博愛新聞 平成12年 6月号

網膜剥離について

網膜剥離は、眼底から網膜が剥がれる病気です。多くは、網膜に穴(網膜裂孔や網膜円孔)があき、そこから網膜が剥がれていく形のもので、一旦、発症してしまうと、手術をしなければ、失明してしまいます。

視野の一部に、黒い幕や白いカーテンがかかり、それが、日に日に、拡大していく症状が出たら、網膜剥離を疑って、すぐに眼科にかかってください。網膜剥離なら、すぐに手術が必要です。

幕やカーテンが視野の中心にくるまでは、視力はおちず、字が普通に読めます。また、充血や眼痛もありませんので、ついつい受診が遅れがちです。しかし、幕が中心までかかると、視力は急に0.1以下になってしまいます。そうなってから手術をしても、視力は元通りにはなかなか回復しません。

網膜剥離は、早い時期に手術をすればするほど、よく治ります。網膜の穴だけで、ほとんと剥離がない状態なら、5〜10分ぐらいの外来のレーザー治療だけで、90%以上治ります。網膜剥離は、発症してからの経過が長いほど、剥がれている範囲が広いほど、また、年齢が高いほど、手術しても、治らなくなります。眼底の大部分が剥がれているような、古い網膜剥離では、何回手術しても治らず、最終的に失明してしまうことも稀ではありません。また、たとえ治っても、後遺症で視力はほとんど向上しません。
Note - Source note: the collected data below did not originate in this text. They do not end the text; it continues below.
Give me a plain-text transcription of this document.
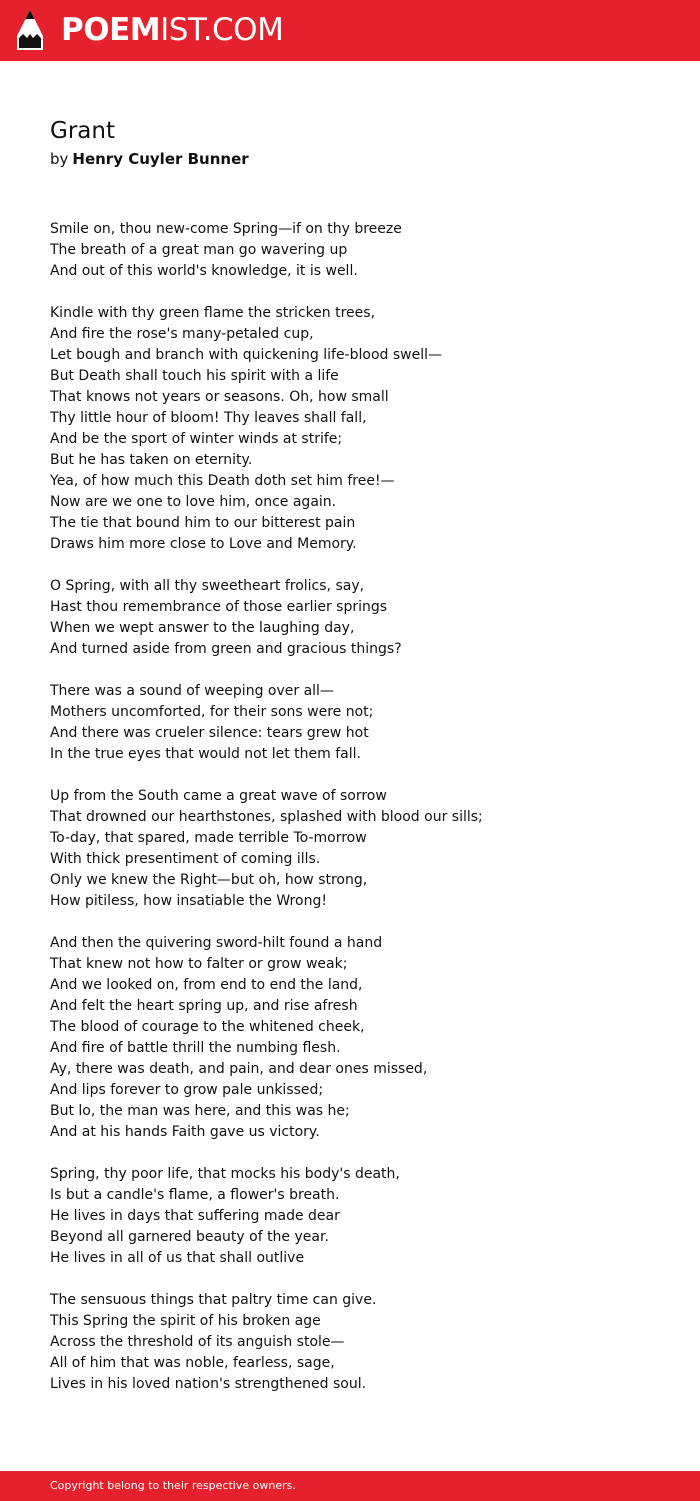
POEMIST.COM
Grant
by Henry Cuyler Bunner
Smile on, thou new-come Spring—if on thy breeze
The breath of a great man go wavering up
And out of this world's knowledge, it is well.
Kindle with thy green flame the stricken trees,
And fire the rose's many-petaled cup,
Let bough and branch with quickening life-blood swell—
But Death shall touch his spirit with a life
That knows not years or seasons. Oh, how small
Thy little hour of bloom! Thy leaves shall fall,
And be the sport of winter winds at strife;
But he has taken on eternity.
Yea, of how much this Death doth set him free!—
Now are we one to love him, once again.
The tie that bound him to our bitterest pain
Draws him more close to Love and Memory.
O Spring, with all thy sweetheart frolics, say,
Hast thou remembrance of those earlier springs
When we wept answer to the laughing day,
And turned aside from green and gracious things?
There was a sound of weeping over all—
Mothers uncomforted, for their sons were not;
And there was crueler silence: tears grew hot
In the true eyes that would not let them fall.
Up from the South came a great wave of sorrow
That drowned our hearthstones, splashed with blood our sills;
To-day, that spared, made terrible To-morrow
With thick presentiment of coming ills.
Only we knew the Right—but oh, how strong,
How pitiless, how insatiable the Wrong!
And then the quivering sword-hilt found a hand
That knew not how to falter or grow weak;
And we looked on, from end to end the land,
And felt the heart spring up, and rise afresh
The blood of courage to the whitened cheek,
And fire of battle thrill the numbing flesh.
Ay, there was death, and pain, and dear ones missed,
And lips forever to grow pale unkissed;
But lo, the man was here, and this was he;
And at his hands Faith gave us victory.
Spring, thy poor life, that mocks his body's death,
Is but a candle's flame, a flower's breath.
He lives in days that suffering made dear
Beyond all garnered beauty of the year.
He lives in all of us that shall outlive
The sensuous things that paltry time can give.
This Spring the spirit of his broken age
Across the threshold of its anguish stole—
All of him that was noble, fearless, sage,
Lives in his loved nation's strengthened soul.
Copyright belong to their respective owners.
しかし、外来のレーザー治療だけで治る網膜剥離は、自覚症状がないことが多く、たまたま、他の病気や人間ドックなどで、眼底検査を受けた時に見つかるぐらいです。時に、飛蚊症(視野に蚊のような黒いものが飛んでいるように見える症状)を伴うことがありますので、もし、飛蚊症が出たり、強くなったら、すぐに眼科を受診してください。